她说着又朝周遭望了一圈,才道:“谁知在德妃有孕四月时竟骤然小产,更是伤了根本自此病痛不断。后妃小产实属常见,怪就怪在此后敏妃与德妃莫名决裂了。” 她话说到这里,意指已经昭然若揭。这派辛密听得我心中一震,一股寒意自足底陡升,然而顷刻间我又意识到这样的事情在皇宫实在正常不过。我于是问道:“皇上难道没有彻查德妃小产的因由吗?” 她低叹,道:“怎会不查?彻查的结果是一位太医与德妃的娘家有极大的过节,这才豁出命去在德妃的安胎药里下了红花。皇上将那位太医满门抄斩,将时为淑容的德妃册封为了德妃,又好生安抚了德妃的父亲,此事也就过去了。之后德妃失了宠,而敏妃平步青云,步步高升,更不再将德妃放在眼里了,与臣妾等更是时常横眉冷对的甩脸色。只是皇上偏宠她,臣妾等也只能看她脸色。” 我沉默不语,脑中不自觉的浮现出敏妃的脸来。
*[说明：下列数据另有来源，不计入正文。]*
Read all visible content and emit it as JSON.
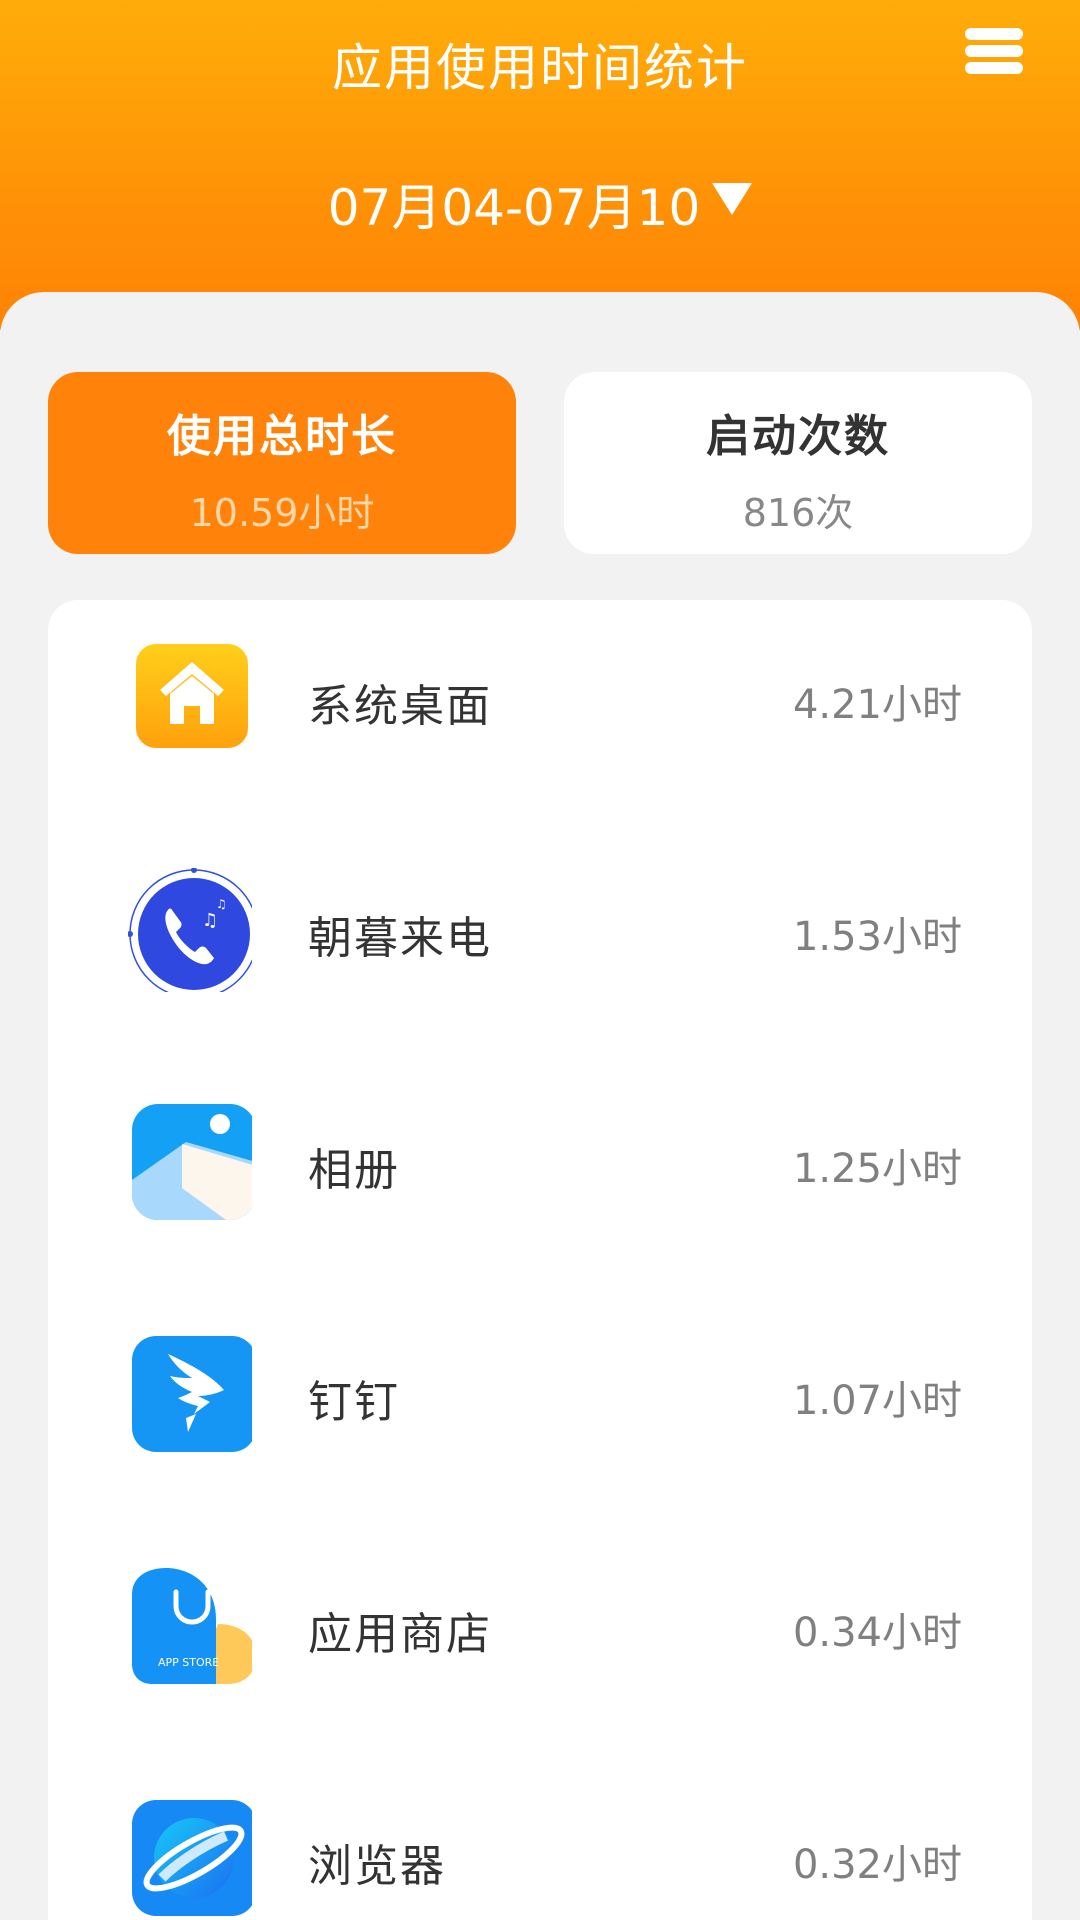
{
  "header": {
    "title": "应用使用时间统计",
    "date_range": "07月04-07月10",
    "accent_color": "#ff8a05"
  },
  "tabs": [
    {
      "label": "使用总时长",
      "value": "10.59小时",
      "selected": true
    },
    {
      "label": "启动次数",
      "value": "816次",
      "selected": false
    }
  ],
  "apps": [
    {
      "name": "系统桌面",
      "time": "4.21小时",
      "icon": "home-icon"
    },
    {
      "name": "朝暮来电",
      "time": "1.53小时",
      "icon": "phone-music-icon"
    },
    {
      "name": "相册",
      "time": "1.25小时",
      "icon": "gallery-icon"
    },
    {
      "name": "钉钉",
      "time": "1.07小时",
      "icon": "dingtalk-icon"
    },
    {
      "name": "应用商店",
      "time": "0.34小时",
      "icon": "app-store-icon",
      "icon_text": "APP STORE"
    },
    {
      "name": "浏览器",
      "time": "0.32小时",
      "icon": "browser-icon"
    }
  ]
}
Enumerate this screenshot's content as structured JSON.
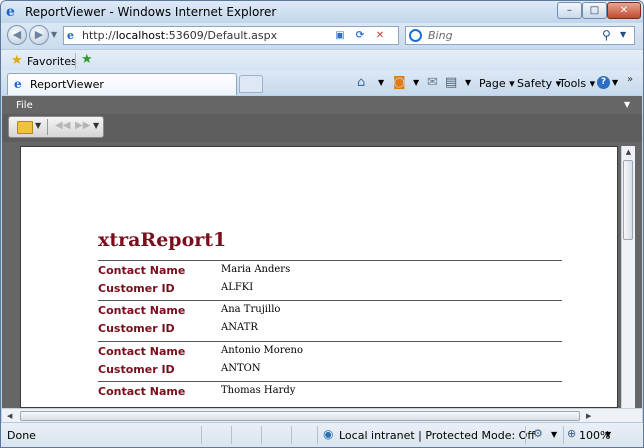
{
  "window": {
    "title": "ReportViewer - Windows Internet Explorer",
    "minimize": "–",
    "maximize": "□",
    "close": "✕"
  },
  "navigation": {
    "back": "◀",
    "forward": "▶",
    "url_prefix": "http://",
    "url_host": "localhost",
    "url_rest": ":53609/Default.aspx",
    "search_placeholder": "Bing"
  },
  "favorites_bar": {
    "label": "Favorites"
  },
  "tabs": [
    {
      "label": "ReportViewer",
      "active": true
    }
  ],
  "command_bar": {
    "page": "Page ▾",
    "safety": "Safety ▾",
    "tools": "Tools ▾",
    "help": "?",
    "more": "»"
  },
  "report_viewer": {
    "menu": {
      "file": "File"
    }
  },
  "report": {
    "title": "xtraReport1",
    "records": [
      {
        "contact_label": "Contact Name",
        "contact_value": "Maria Anders",
        "id_label": "Customer ID",
        "id_value": "ALFKI"
      },
      {
        "contact_label": "Contact Name",
        "contact_value": "Ana Trujillo",
        "id_label": "Customer ID",
        "id_value": "ANATR"
      },
      {
        "contact_label": "Contact Name",
        "contact_value": "Antonio Moreno",
        "id_label": "Customer ID",
        "id_value": "ANTON"
      },
      {
        "contact_label": "Contact Name",
        "contact_value": "Thomas Hardy"
      }
    ]
  },
  "status_bar": {
    "status": "Done",
    "zone": "Local intranet | Protected Mode: Off",
    "zoom": "100%"
  },
  "colors": {
    "report_title": "#7b0e1c",
    "report_label": "#7b0e1c",
    "viewer_toolbar": "#666666",
    "frame": "#bcd3ea"
  }
}
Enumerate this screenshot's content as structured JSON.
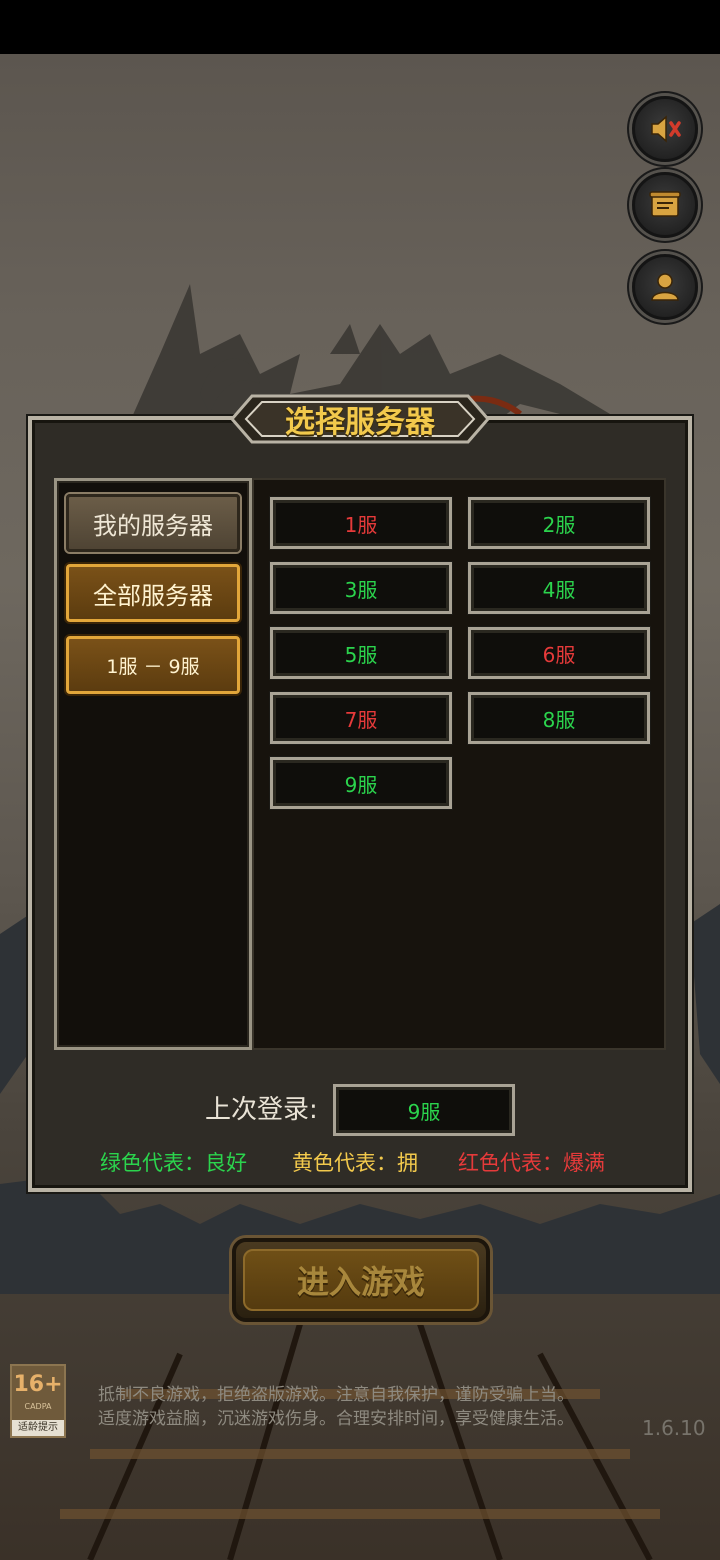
{
  "header": {
    "title": "选择服务器"
  },
  "controls": {
    "sound_icon": "speaker-muted-icon",
    "notice_icon": "scroll-icon",
    "account_icon": "user-icon"
  },
  "tabs": [
    {
      "label": "我的服务器"
    },
    {
      "label": "全部服务器"
    },
    {
      "label": "1服 － 9服"
    }
  ],
  "servers": [
    {
      "label": "1服",
      "status": "red"
    },
    {
      "label": "2服",
      "status": "green"
    },
    {
      "label": "3服",
      "status": "green"
    },
    {
      "label": "4服",
      "status": "green"
    },
    {
      "label": "5服",
      "status": "green"
    },
    {
      "label": "6服",
      "status": "red"
    },
    {
      "label": "7服",
      "status": "red"
    },
    {
      "label": "8服",
      "status": "green"
    },
    {
      "label": "9服",
      "status": "green"
    }
  ],
  "last_login": {
    "label": "上次登录:",
    "value": "9服"
  },
  "legend": {
    "green": "绿色代表：良好",
    "yellow": "黄色代表：拥",
    "red": "红色代表：爆满"
  },
  "enter_button": {
    "label": "进入游戏"
  },
  "age_rating": {
    "number": "16+",
    "org": "CADPA",
    "tag": "适龄提示"
  },
  "notice": {
    "line1": "抵制不良游戏，拒绝盗版游戏。注意自我保护，谨防受骗上当。",
    "line2": "适度游戏益脑，沉迷游戏伤身。合理安排时间，享受健康生活。"
  },
  "version": "1.6.10",
  "colors": {
    "good": "#2bd44d",
    "busy": "#f2c94c",
    "full": "#e63a3a",
    "title": "#f2c94c"
  }
}
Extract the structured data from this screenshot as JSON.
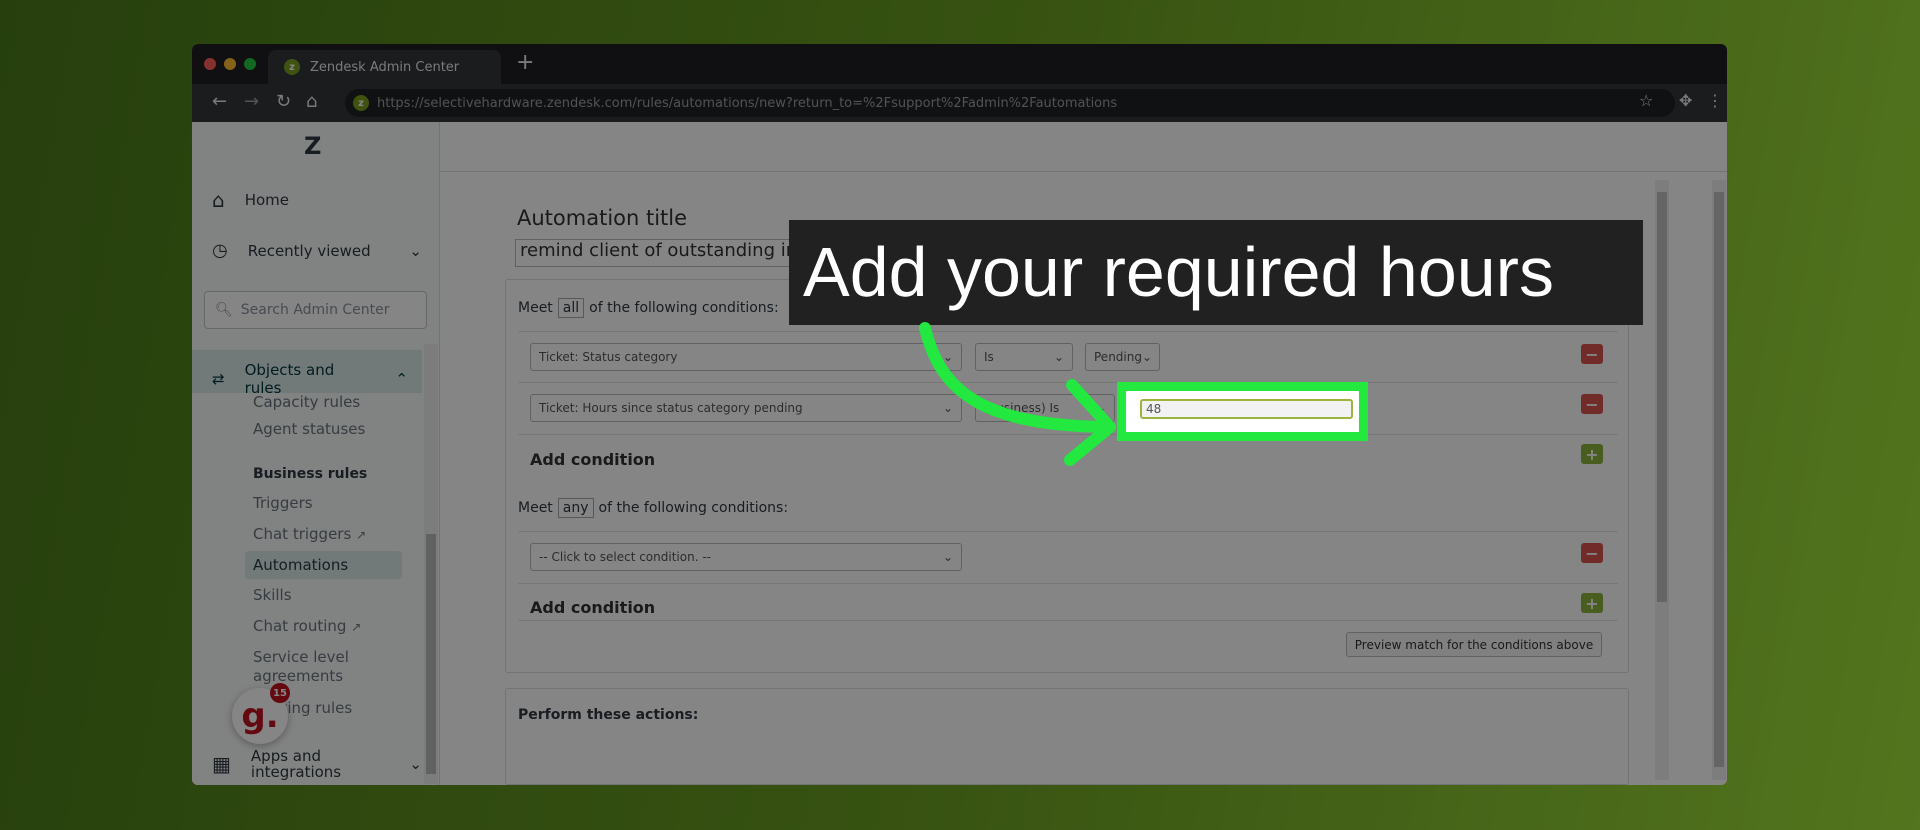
{
  "browser": {
    "tab_title": "Zendesk Admin Center",
    "url": "https://selectivehardware.zendesk.com/rules/automations/new?return_to=%2Fsupport%2Fadmin%2Fautomations"
  },
  "sidebar": {
    "home": "Home",
    "recently_viewed": "Recently viewed",
    "search_placeholder": "Search Admin Center",
    "objects_and_rules": "Objects and rules",
    "items": [
      "Capacity rules",
      "Agent statuses"
    ],
    "business_rules": "Business rules",
    "business_items": [
      "Triggers",
      "Chat triggers",
      "Automations",
      "Skills",
      "Chat routing",
      "Service level agreements",
      "Routing rules"
    ],
    "apps": "Apps and integrations",
    "badge_count": "15"
  },
  "main": {
    "title_label": "Automation title",
    "title_value": "remind client of outstanding information required",
    "all": {
      "meet": "Meet",
      "qualifier": "all",
      "rest": "of the following conditions:",
      "rows": [
        {
          "field": "Ticket: Status category",
          "operator": "Is",
          "value": "Pending"
        },
        {
          "field": "Ticket: Hours since status category pending",
          "operator": "(business) Is",
          "value": "48"
        }
      ]
    },
    "add_condition": "Add condition",
    "any": {
      "meet": "Meet",
      "qualifier": "any",
      "rest": "of the following conditions:",
      "rows": [
        {
          "field": "-- Click to select condition. --"
        }
      ]
    },
    "preview": "Preview match for the conditions above",
    "actions": "Perform these actions:"
  },
  "callout": {
    "text": "Add your required hours",
    "highlight_color": "#22e840"
  }
}
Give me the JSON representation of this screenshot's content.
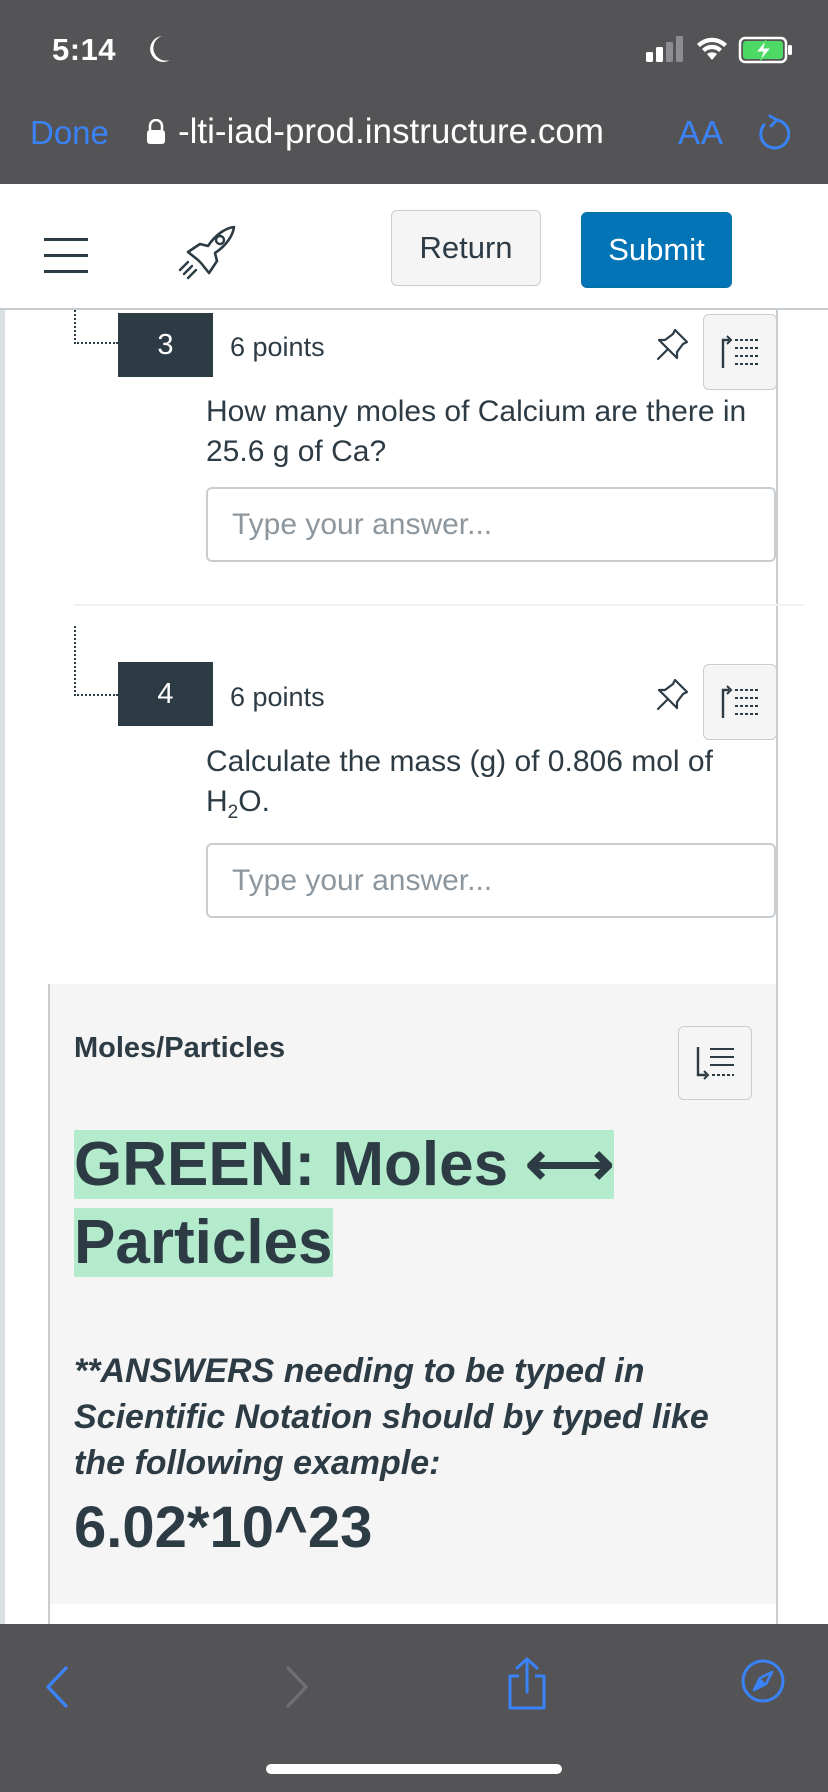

这样说来敏妃竟是个如此周密谨细之人,还是…萧品棹袒护她? 我越想越觉得疑问重重,且我与郑妃交情不过泛泛,我不信她平白与我说这些话没怀着任何其他心思。 德妃,敏妃与郑妃其实三人各成一派,郑妃同我说这些,不排除向我示好的可能,我怕的是她想牵引我将矛头指向敏妃。 她们同在皇宫五年,结下的恩怨早已深入潭水,可那关我何事,我不想无端卷入旁人的恩怨之中,于是作惋惜状模棱两可的叹一句:“可怜了小皇子未出生便这么走了,”又握了握她的手添一句:“身在后宫,不顺意之事十之八九。”